Quand on jette un coup d’œil sur une carte à projection planisphérique[1] ou polaire des régions arctiques, on voit au nord-ouest de la baie de Baffin un archipel de grandes îles et de vastes promontoires qui s’étend jusqu’à l’extrémité de la Mer-Glaciale voisine de la portion occidentale des côtes asiatiques de la Sibérie. Deux grands détroits, celui de Lancaster à l’est et celui de Behring à l’ouest, conduisent : le premier dans l’Océan-Atlantique, le second dans la Mer-Pacifique, et communiquent entre eux par un grand nombre de canaux sinueux qui enlacent les îles, contournent les promontoires, et viennent aboutir à trois passages qui s’ouvrent dans la Mer-Glaciale asiatique : ce sont les détroits de Banks, de l’Investigator, et celui du Dauphin et de l’Union. Deux autres larges canaux mettent la baie de Baffin en communication directe avec la Mer-Polaire, savoir : le détroit de Smith, qui va directement au nord, le détroit de Jones, peu connu, qui s’étend dans la direction du nord-ouest, et enfin le canal de Wellington, sensiblement parallèle à celui de Jones. A l’extrémité des détroits de Smith et de Wellington, on a vu la mer libre, navigable, remplie de baleines, de phoques, peuplée d’oiseaux aquatiques ; en un mot, tandis que les détroits de Wellington et de Smith étaient encombrés de glaces infranchissables pour des navires, la mer était ouverte dans le nord et peut-être jusqu’au pôle.

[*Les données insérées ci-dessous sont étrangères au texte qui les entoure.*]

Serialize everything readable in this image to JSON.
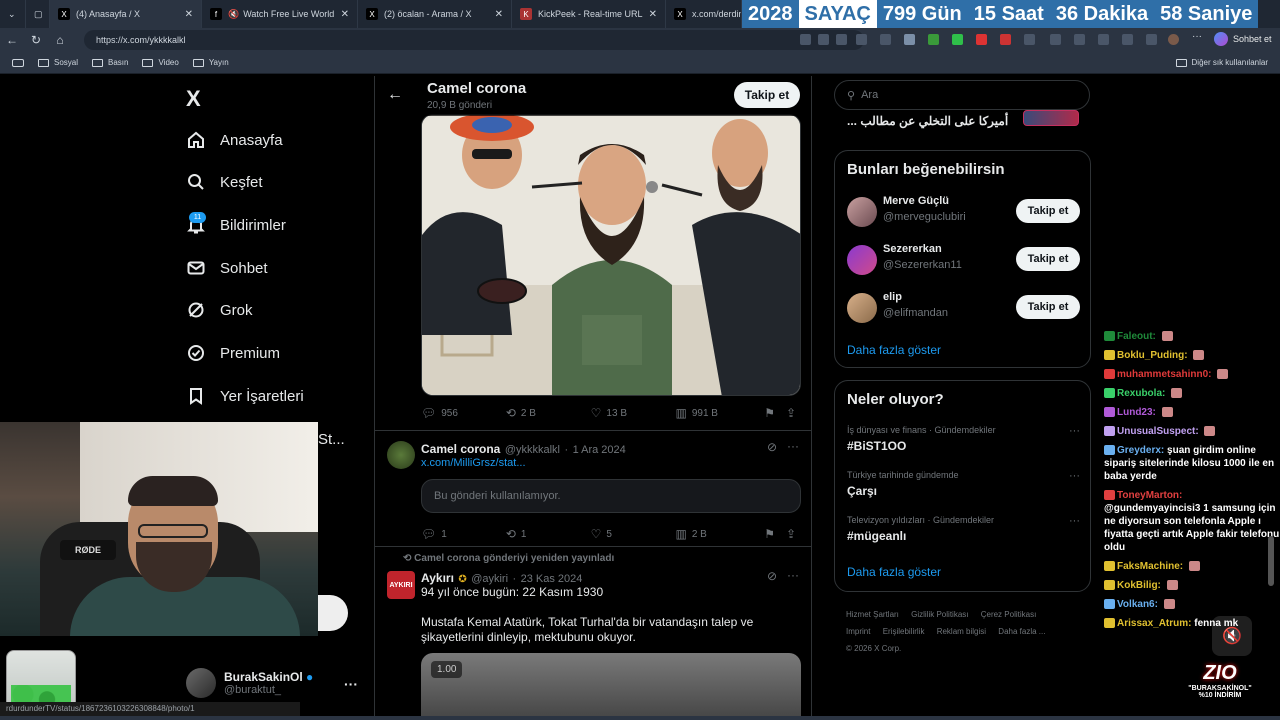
{
  "browser": {
    "tabs": [
      {
        "icon": "X",
        "title": "(4) Anasayfa / X"
      },
      {
        "icon": "f",
        "title": "Watch Free Live World TV | C"
      },
      {
        "icon": "X",
        "title": "(2) öcalan - Arama / X"
      },
      {
        "icon": "K",
        "title": "KickPeek - Real-time URL Crawler"
      },
      {
        "icon": "X",
        "title": "x.com/derdin"
      }
    ],
    "counter": {
      "year": "2028",
      "label": "SAYAÇ",
      "days": "799 Gün",
      "hours": "15 Saat",
      "minutes": "36 Dakika",
      "seconds": "58 Saniye"
    },
    "url": "https://x.com/ykkkkalkl",
    "chat_button": "Sohbet et",
    "bookmarks": [
      "Sosyal",
      "Basın",
      "Video",
      "Yayın"
    ],
    "other_bookmarks": "Diğer sık kullanılanlar",
    "status_url": "rdurdunderTV/status/1867236103226308848/photo/1"
  },
  "left_nav": {
    "logo": "X",
    "items": [
      {
        "label": "Anasayfa",
        "icon": "home-icon"
      },
      {
        "label": "Keşfet",
        "icon": "search-icon"
      },
      {
        "label": "Bildirimler",
        "icon": "bell-icon"
      },
      {
        "label": "Sohbet",
        "icon": "mail-icon"
      },
      {
        "label": "Grok",
        "icon": "grok-icon"
      },
      {
        "label": "Premium",
        "icon": "premium-icon"
      },
      {
        "label": "Yer İşaretleri",
        "icon": "bookmark-icon"
      }
    ],
    "notification_badge": "11",
    "partial_item": "St...",
    "account": {
      "name": "BurakSakinOl",
      "handle": "@buraktut_",
      "more": "···"
    }
  },
  "profile_header": {
    "back": "←",
    "title": "Camel corona",
    "subtitle": "20,9 B gönderi",
    "follow": "Takip et"
  },
  "posts": [
    {
      "stats": {
        "replies": "956",
        "reposts": "2 B",
        "likes": "13 B",
        "views": "991 B"
      }
    },
    {
      "name": "Camel corona",
      "handle": "@ykkkkalkl",
      "date": "1 Ara 2024",
      "link": "x.com/MilliGrsz/stat...",
      "unavailable": "Bu gönderi kullanılamıyor.",
      "stats": {
        "replies": "1",
        "reposts": "1",
        "likes": "5",
        "views": "2 B"
      }
    },
    {
      "repost_label": "Camel corona gönderiyi yeniden yayınladı",
      "avatar_text": "AYKIRI",
      "name": "Aykırı",
      "handle": "@aykiri",
      "date": "23 Kas 2024",
      "text1": "94 yıl önce bugün: 22 Kasım 1930",
      "text2": "Mustafa Kemal Atatürk, Tokat Turhal'da bir vatandaşın talep ve şikayetlerini dinleyip, mektubunu okuyor.",
      "video_time": "1.00"
    }
  ],
  "right": {
    "search_placeholder": "Ara",
    "top_trend": "أميركا على التخلي عن مطالب ...",
    "who_to_follow": {
      "title": "Bunları beğenebilirsin",
      "users": [
        {
          "name": "Merve Güçlü",
          "handle": "@merveguclubiri",
          "button": "Takip et"
        },
        {
          "name": "Sezererkan",
          "handle": "@Sezererkan11",
          "button": "Takip et"
        },
        {
          "name": "elip",
          "handle": "@elifmandan",
          "button": "Takip et"
        }
      ],
      "show_more": "Daha fazla göster"
    },
    "whats_happening": {
      "title": "Neler oluyor?",
      "trends": [
        {
          "context": "İş dünyası ve finans · Gündemdekiler",
          "topic": "#BiST1OO"
        },
        {
          "context": "Türkiye tarihinde gündemde",
          "topic": "Çarşı"
        },
        {
          "context": "Televizyon yıldızları · Gündemdekiler",
          "topic": "#mügeanlı"
        }
      ],
      "show_more": "Daha fazla göster"
    },
    "footer": [
      "Hizmet Şartları",
      "Gizlilik Politikası",
      "Çerez Politikası",
      "Imprint",
      "Erişilebilirlik",
      "Reklam bilgisi",
      "Daha fazla ...",
      "© 2026 X Corp."
    ]
  },
  "chat": [
    {
      "user": "Faleout:",
      "text": "",
      "color": "#1f8a3a"
    },
    {
      "user": "Boklu_Puding:",
      "text": "",
      "color": "#e0c030"
    },
    {
      "user": "muhammetsahinn0:",
      "text": "",
      "color": "#e03a3a"
    },
    {
      "user": "Rexubola:",
      "text": "",
      "color": "#3ad06a"
    },
    {
      "user": "Lund23:",
      "text": "",
      "color": "#b05ad8"
    },
    {
      "user": "UnusualSuspect:",
      "text": "",
      "color": "#c0a0f0"
    },
    {
      "user": "Greyderx:",
      "text": "şuan girdim online sipariş sitelerinde kilosu 1000 ile en baba yerde",
      "color": "#6ab0f0"
    },
    {
      "user": "ToneyMarton:",
      "text": "@gundemyayincisi3 1 samsung için ne diyorsun son telefonla Apple ı fiyatta geçti artık Apple fakir telefonu oldu",
      "color": "#e04040"
    },
    {
      "user": "FaksMachine:",
      "text": "",
      "color": "#e0c030"
    },
    {
      "user": "KokBilig:",
      "text": "",
      "color": "#e0c030"
    },
    {
      "user": "Volkan6:",
      "text": "",
      "color": "#6ab0f0"
    },
    {
      "user": "Arissax_Atrum:",
      "text": "fenna mk",
      "color": "#e0c030"
    }
  ],
  "promo": {
    "logo": "ZIO",
    "line1": "\"BURAKSAKİNOL\"",
    "line2": "%10 İNDİRİM"
  },
  "webcam": {
    "mic_brand": "RØDE"
  }
}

En 1850, le capitaine Penny part de la baie de l’Assistance, située à l’extrémité méridionale du canal de Wellington, et s’avance vers le nord, sur la mer gelée, avec des traîneaux attelés de chiens de Terre-Neuve. Arrivé le 16 mai à l’île Hamilton, la plus grande des îles du détroit, par 76° 2’, il découvre avec stupéfaction un canal libre au milieu des glaces : il plonge avec délices ses yeux dans les profondeurs de l’eau, qu’il n’avait pas vue depuis si longtemps. Deux morses jouaient sur le rivage, des eiders et d’autres oiseaux marins volaient de tous côtés dans une saison où ils n’apparaissent ordinairement que dix degrés plus au sud. Montant sur une éminence, Penny voit à perte de vue dans le ciel le reflet de l’eau. Oh for a boat ! — que n’ai-je un bateau ! — s’écrie-t-il avec désespoir. Il n’hésite pas, ses vivres et ceux des chiens tiraient à leur fin :

  1. Voyez la carte n° 10 de l’Atlas de Dufour.